Entendo que, para não armar os “inimigos”, Varandas não venha para os jornais dizer que (só para falar nesta época) foi um erro crasso ter vendido Bas Dost por sete milhões de euros sem assegurar um substituto, que a contratação de Rosier por cinco milhões é uma tragédia, que libertar Nani (que podia ser um polo aglutinador da juventude da qual ele quer fazer o futuro) foi uma asneira, que Gudelj terminou o empréstimo sem que tenha chegado ninguém de nível sequer próximo para o substituir, que três treinadores depois ainda não há uma ideia capaz de tornar Vietto (em quem o Sporting investiu 7,5 milhões do recebido por Gelson) útil ao conjunto ou que os empréstimos de Jesé (dois milhões de custo), Bolasie e Fernando foram uma catástrofe. E por aqui se explica muito do que foi uma época a cujo epílogo o Sporting chegou com uma equipa de sub23, com alguns juniores em campo, naturalmente curtos para as exigências da alta competição e cuja necessidade de afirmação coletiva precoce poderá ser-lhes bastante prejudicial. Pelo menos sem serem enquadrados por um onze experiente e no qual abundem jogadores de qualidade.

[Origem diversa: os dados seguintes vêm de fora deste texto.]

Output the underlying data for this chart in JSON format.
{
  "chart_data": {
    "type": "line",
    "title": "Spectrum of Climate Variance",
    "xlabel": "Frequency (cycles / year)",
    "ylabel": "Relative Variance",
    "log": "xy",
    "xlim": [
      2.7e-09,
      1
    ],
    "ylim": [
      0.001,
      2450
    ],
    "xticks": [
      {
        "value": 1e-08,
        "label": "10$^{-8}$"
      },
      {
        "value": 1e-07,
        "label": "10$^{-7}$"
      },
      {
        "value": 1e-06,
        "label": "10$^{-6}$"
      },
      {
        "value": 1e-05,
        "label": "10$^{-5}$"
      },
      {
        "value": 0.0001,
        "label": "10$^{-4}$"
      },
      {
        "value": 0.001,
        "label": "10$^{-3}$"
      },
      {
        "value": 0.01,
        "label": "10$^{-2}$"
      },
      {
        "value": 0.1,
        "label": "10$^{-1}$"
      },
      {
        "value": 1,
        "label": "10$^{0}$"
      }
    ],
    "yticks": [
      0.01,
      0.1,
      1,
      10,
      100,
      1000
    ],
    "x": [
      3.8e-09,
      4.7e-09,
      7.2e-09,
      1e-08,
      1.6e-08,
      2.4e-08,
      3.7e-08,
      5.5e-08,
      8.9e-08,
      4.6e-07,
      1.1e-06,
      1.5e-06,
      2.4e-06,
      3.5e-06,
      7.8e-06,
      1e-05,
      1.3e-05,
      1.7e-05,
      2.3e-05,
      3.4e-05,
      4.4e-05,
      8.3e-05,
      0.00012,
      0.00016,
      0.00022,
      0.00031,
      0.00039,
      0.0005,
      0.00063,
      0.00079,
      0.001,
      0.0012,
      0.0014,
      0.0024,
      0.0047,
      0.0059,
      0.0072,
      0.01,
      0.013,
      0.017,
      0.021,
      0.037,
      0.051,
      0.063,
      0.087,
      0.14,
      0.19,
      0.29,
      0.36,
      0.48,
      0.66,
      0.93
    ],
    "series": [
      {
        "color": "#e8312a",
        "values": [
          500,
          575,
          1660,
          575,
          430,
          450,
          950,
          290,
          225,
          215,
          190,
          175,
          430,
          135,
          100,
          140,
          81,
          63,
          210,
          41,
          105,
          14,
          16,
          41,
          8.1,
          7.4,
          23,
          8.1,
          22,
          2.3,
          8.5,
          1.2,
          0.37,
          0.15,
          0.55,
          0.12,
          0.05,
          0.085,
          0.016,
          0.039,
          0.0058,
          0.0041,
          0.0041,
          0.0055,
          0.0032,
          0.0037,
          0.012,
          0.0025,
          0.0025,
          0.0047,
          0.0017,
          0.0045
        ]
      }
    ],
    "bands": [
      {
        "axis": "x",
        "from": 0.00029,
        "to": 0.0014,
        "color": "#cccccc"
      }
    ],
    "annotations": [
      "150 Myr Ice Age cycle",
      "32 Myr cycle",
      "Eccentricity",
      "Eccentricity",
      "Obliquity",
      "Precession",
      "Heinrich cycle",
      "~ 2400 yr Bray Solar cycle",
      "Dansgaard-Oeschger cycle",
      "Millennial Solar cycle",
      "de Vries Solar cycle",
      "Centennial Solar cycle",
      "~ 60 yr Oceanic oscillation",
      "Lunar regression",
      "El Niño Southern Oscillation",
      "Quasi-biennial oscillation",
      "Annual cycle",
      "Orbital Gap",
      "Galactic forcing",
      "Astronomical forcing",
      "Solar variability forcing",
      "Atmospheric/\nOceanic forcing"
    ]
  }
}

Sim, é verdade que nos dois anos de Varandas e da comissão de gestão o Sporting gastou menos que nos últimos dois de Bruno de Carvalho: foram 60 milhões de euros (28 milhões em 2019/20 e 32 milhões em 2018/19), para comparar com os 81 milhões dos dois últimos anos da presidência anterior (47 milhões em 2017/18, mais 34 milhões em 2016/17). Além disso, faturou mais no mercado: 134 milhões recebidos em transferências nos dois últimos exercícios de Bruno de Carvalho (81 em 2016/17 e 53 em 2017/18) a comparar com 182 milhões nos dois anos entre a comissão de gestão e a administração de Varandas (79 em 2018/19 e 103 em 2019/20). Mais: ao contrário do que agora se pretende fazer crer, como é próprio de qualquer mito sebastiânico, o brunismo também trouxe flops (só nesse período de dois anos chegaram a Alvalade Alan Ruiz, Spalvis, Castaignos, André, Douglas, Campbell, Markovic, Misic, Matheus Oliveira, Rúben Ribeiro…). A questão é que o momento difícil que o Sporting atravessa não se compadece com mais erros crassos e o próximo defeso será mais fundamental que qualquer dos anteriores. Para o encarar, Varandas terá de alargar muito os horizontes. E colocar o dedo na ferida como não fez na entrevista ao Record.